T3.4 – Novel paradigms for multi-modal interaction (UNI KO-LD, CERTH) [M12-M18, M28-M32]
In this task, MAMEM will develop semantic widgets of two kinds. First, we will work on fusion techniques to integrate the different sensory inputs to increase the robustness of standard human-computer controls at a meso level, such as the ones described in T3.1 and T3.2. These meso level controls will be necessary for environments that need to be used as they are. For this task, we need to integrate and reconcile different sensory input in order to discover the intended meaning. For instance, dwelling with one’s eyes on an item may not be sufficient to “click” on it, but additional EEG input may finalize this task. For software environments that are highly malleable, such interaction paradigms will much better support the ultimate objectives of the target end users. Additionally, for the integration of modalities MAMEM plans to utilize multimodal fusion techniques, such as the ones used by hybrid-BCIs (Gürkök and Nijholt 2012). The multimodal fusion will be executed in two main levels, i.e., the feature and the decision level. On the feature level, EEG data will be combined with bio-feedback data, e.g. the HR and GSR, to infer the mental and emotional state of the user using naive Bayes and Fisher’s discriminant classifiers. On the decision level, the scores of the EEG, the eye-tracker and the bio-measurement classifiers will be weighted in proportion to the reliability and combined. Data from each modality will be modeled separately (using a model such as the Hidden Markov Model) and the resulting models will be fused together using a probabilistic fusion model that is optimal according to the maximum entropy principle and a maximum mutual information criterion (Zeng et al. 2009).

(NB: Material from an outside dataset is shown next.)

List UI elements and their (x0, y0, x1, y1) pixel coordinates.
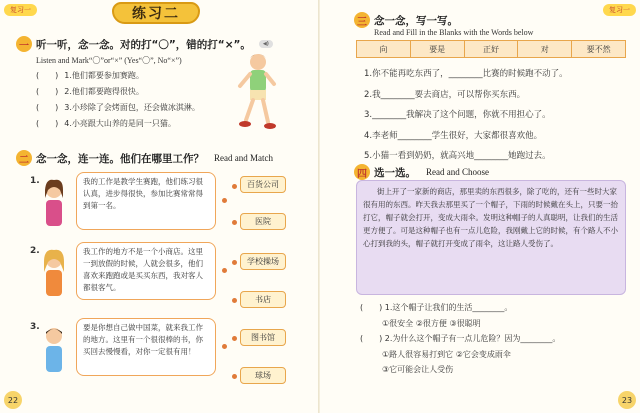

The second kind will incorporate controls at a higher level, such as select-n-out-of-m items, or predict and suggest the sequence of actions that are required to complete a task based on previous usages logs (Pickhardt et al., 2014). These interaction paradigms will be devised to be closer to the way humans plan their course of actions than the machine way of functioning that involves meaningless repetitions. For this case, we will have to analyze the most typical operations performed in the context of multimedia management and authoring tasks, so as on the one hand to dismantle the operation into its constituent basic controls steps (i.e., low-level and meso-level controls) and on the other hand to discover if the same process can be articulated using more elaborated control patterns (e.g., high-level controls consisting of a sequence of elementary control steps). Finally, in this task, contextual sensory input coming from bio-measurements will be used to determine whether the user is in a normal use situation or whether he had further intentions that were either beyond controlling the software or that changed the characteristics of his software use.
The exact set of novel interaction paradigms will be initially specified during the first months of this task and will be later on revised based on the results of the first stage experiments. Some of the novel interaction paradigms that have been already identified (cf. Section 1.1.2) include, gaze-based zooming and attention focus, concentration and mind-based activity selection, lazy response on abrupt and flickering signal-commands, auto-complete suggestions based on previous usage logs and select-n-out-of-m items.